Mitigating Overfitting in Medical Imaging: Self-Supervised Pretraining vs. ImageNet Transfer Learning for Dermatological Diagnosis

TL;DR

This work addresses overfitting and domain mismatch when using ImageNet pretraining for dermatology. It compares a self-supervised, domain-specific pretraining via a variational autoencoder (VAE) with a randomly initialized ConvNext-Tiny encoder against a traditional ImageNet-pretrained backbone, using an identical classifier and a dermatoscopic dataset augmented with ISIC data. Results show the ImageNet pathway converges quickly but overfits to non-clinical features, whereas the self-supervised approach exhibits steady improvement and stronger generalization, suggesting domain-specific pretraining can achieve robust clinical performance with further tuning. The study highlights the importance of tailoring pretraining strategies to medical imaging tasks to enhance diagnostic support and reliability in real-world settings.

Abstract

Deep learning has transformed computer vision but relies heavily on large labeled datasets and computational resources. Transfer learning, particularly fine-tuning pretrained models, offers a practical alternative; however, models pretrained on natural image datasets such as ImageNet may fail to capture domain-specific characteristics in medical imaging. This study introduces an unsupervised learning framework that extracts high-value dermatological features instead of relying solely on ImageNet-based pretraining. We employ a Variational Autoencoder (VAE) trained from scratch on a proprietary dermatological dataset, allowing the model to learn a structured and clinically relevant latent space.
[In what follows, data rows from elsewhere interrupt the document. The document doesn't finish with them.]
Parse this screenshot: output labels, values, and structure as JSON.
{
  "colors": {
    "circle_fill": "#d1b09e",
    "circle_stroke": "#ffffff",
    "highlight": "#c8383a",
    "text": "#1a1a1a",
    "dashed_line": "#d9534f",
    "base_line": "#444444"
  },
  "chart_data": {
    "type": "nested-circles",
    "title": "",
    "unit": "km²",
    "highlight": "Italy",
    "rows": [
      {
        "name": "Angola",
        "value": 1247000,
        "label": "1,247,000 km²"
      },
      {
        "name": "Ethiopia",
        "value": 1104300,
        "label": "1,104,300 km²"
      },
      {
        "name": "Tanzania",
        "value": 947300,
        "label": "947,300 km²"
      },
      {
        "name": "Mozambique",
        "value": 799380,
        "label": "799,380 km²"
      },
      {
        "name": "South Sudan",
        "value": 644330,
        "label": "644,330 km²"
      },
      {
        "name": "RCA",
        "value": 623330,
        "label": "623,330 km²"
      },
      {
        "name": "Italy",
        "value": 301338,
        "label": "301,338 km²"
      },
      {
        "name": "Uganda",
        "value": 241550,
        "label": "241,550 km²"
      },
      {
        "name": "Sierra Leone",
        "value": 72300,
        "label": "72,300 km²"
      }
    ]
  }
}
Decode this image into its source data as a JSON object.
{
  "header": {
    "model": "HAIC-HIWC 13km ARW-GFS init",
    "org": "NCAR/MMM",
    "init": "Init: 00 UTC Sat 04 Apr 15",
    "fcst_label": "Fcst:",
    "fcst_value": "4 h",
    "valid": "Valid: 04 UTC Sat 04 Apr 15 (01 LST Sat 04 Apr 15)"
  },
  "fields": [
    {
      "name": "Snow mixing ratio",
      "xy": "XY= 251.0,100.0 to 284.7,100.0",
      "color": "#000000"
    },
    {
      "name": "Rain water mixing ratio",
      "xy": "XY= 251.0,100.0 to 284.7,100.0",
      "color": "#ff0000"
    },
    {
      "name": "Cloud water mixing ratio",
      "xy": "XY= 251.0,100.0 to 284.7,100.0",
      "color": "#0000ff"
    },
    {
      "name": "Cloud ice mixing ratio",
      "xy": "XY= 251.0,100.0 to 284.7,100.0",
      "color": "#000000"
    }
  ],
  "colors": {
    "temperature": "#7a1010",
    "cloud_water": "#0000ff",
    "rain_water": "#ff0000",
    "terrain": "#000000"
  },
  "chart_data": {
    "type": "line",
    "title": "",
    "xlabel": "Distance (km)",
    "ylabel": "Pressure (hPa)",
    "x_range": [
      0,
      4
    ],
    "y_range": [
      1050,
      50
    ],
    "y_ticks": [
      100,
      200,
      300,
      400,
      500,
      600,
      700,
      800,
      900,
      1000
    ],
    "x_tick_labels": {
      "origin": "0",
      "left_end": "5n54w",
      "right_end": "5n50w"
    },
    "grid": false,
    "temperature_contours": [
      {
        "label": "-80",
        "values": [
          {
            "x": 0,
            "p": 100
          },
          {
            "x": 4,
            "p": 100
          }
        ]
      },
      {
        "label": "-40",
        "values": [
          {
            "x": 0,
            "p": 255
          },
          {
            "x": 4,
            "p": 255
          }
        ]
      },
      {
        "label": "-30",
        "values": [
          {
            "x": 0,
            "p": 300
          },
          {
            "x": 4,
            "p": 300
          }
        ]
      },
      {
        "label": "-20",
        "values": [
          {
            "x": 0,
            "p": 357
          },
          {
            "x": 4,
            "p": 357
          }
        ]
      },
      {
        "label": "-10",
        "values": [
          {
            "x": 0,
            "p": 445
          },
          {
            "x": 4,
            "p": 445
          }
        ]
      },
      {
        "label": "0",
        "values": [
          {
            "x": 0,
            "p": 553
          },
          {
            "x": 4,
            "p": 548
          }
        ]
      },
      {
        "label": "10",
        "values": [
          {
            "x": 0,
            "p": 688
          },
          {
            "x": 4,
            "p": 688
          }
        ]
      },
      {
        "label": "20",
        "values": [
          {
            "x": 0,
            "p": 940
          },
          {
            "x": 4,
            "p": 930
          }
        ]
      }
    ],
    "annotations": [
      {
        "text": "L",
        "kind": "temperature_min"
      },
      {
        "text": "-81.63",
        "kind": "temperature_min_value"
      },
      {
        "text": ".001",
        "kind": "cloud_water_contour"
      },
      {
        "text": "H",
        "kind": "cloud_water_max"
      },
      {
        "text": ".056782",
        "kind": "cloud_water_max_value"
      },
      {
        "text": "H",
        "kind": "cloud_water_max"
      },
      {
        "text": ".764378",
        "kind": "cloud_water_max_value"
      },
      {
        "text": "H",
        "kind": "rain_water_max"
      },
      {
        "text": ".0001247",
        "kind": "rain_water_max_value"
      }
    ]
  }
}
This self-supervised feature extractor is then compared to an ImageNet-pretrained backbone under identical classification conditions, highlighting the trade-offs between general-purpose and domain-specific pretraining. Our results reveal distinct learning patterns. The self-supervised model achieves a final validation loss of 0.110 (-33.33%), while the ImageNet-pretrained model stagnates at 0.100 (-16.67%), indicating overfitting. Accuracy trends confirm this: the self-supervised model improves from 45% to 65% (+44.44%) with a near-zero overfitting gap, whereas the ImageNet-pretrained model reaches 87% (+50.00%) but plateaus at 75% (+19.05%), with its overfitting gap increasing to +0.060. These findings suggest that while ImageNet pretraining accelerates convergence, it also amplifies overfitting on non-clinically relevant features. In contrast, self-supervised learning achieves steady improvements, stronger generalization, and superior adaptability, underscoring the importance of domain-specific feature extraction in medical imaging.

Paper Structure

This paper contains 11 sections, 2 figures, 2 tables.

Figures (2)

  • Figure 1: Overview of the proposed self-supervised learning framework. (I) The Variational AutoEncoder is trained in an unsupervised manner, using a randomly initialized ConvNext-Tiny encoder to extract robust feature representations. (II) The trained encoder is then frozen and used as a feature extractor for a classification task. A parallel comparison is conducted using a ConvNext-Tiny encoder pretrained on ImageNet. Both feature extractors feed into identical classifier architectures, and their performance is evaluated using the same metrics.
  • Figure 2: Training dynamics of the self-supervised model (Model A) and the ImageNet-pretrained model (Model B). The left side displays the loss and accuracy evolution of Model A, while the right side shows the corresponding trends for Model B. The top panels illustrate the loss progression, while the bottom panels depict the accuracy evolution.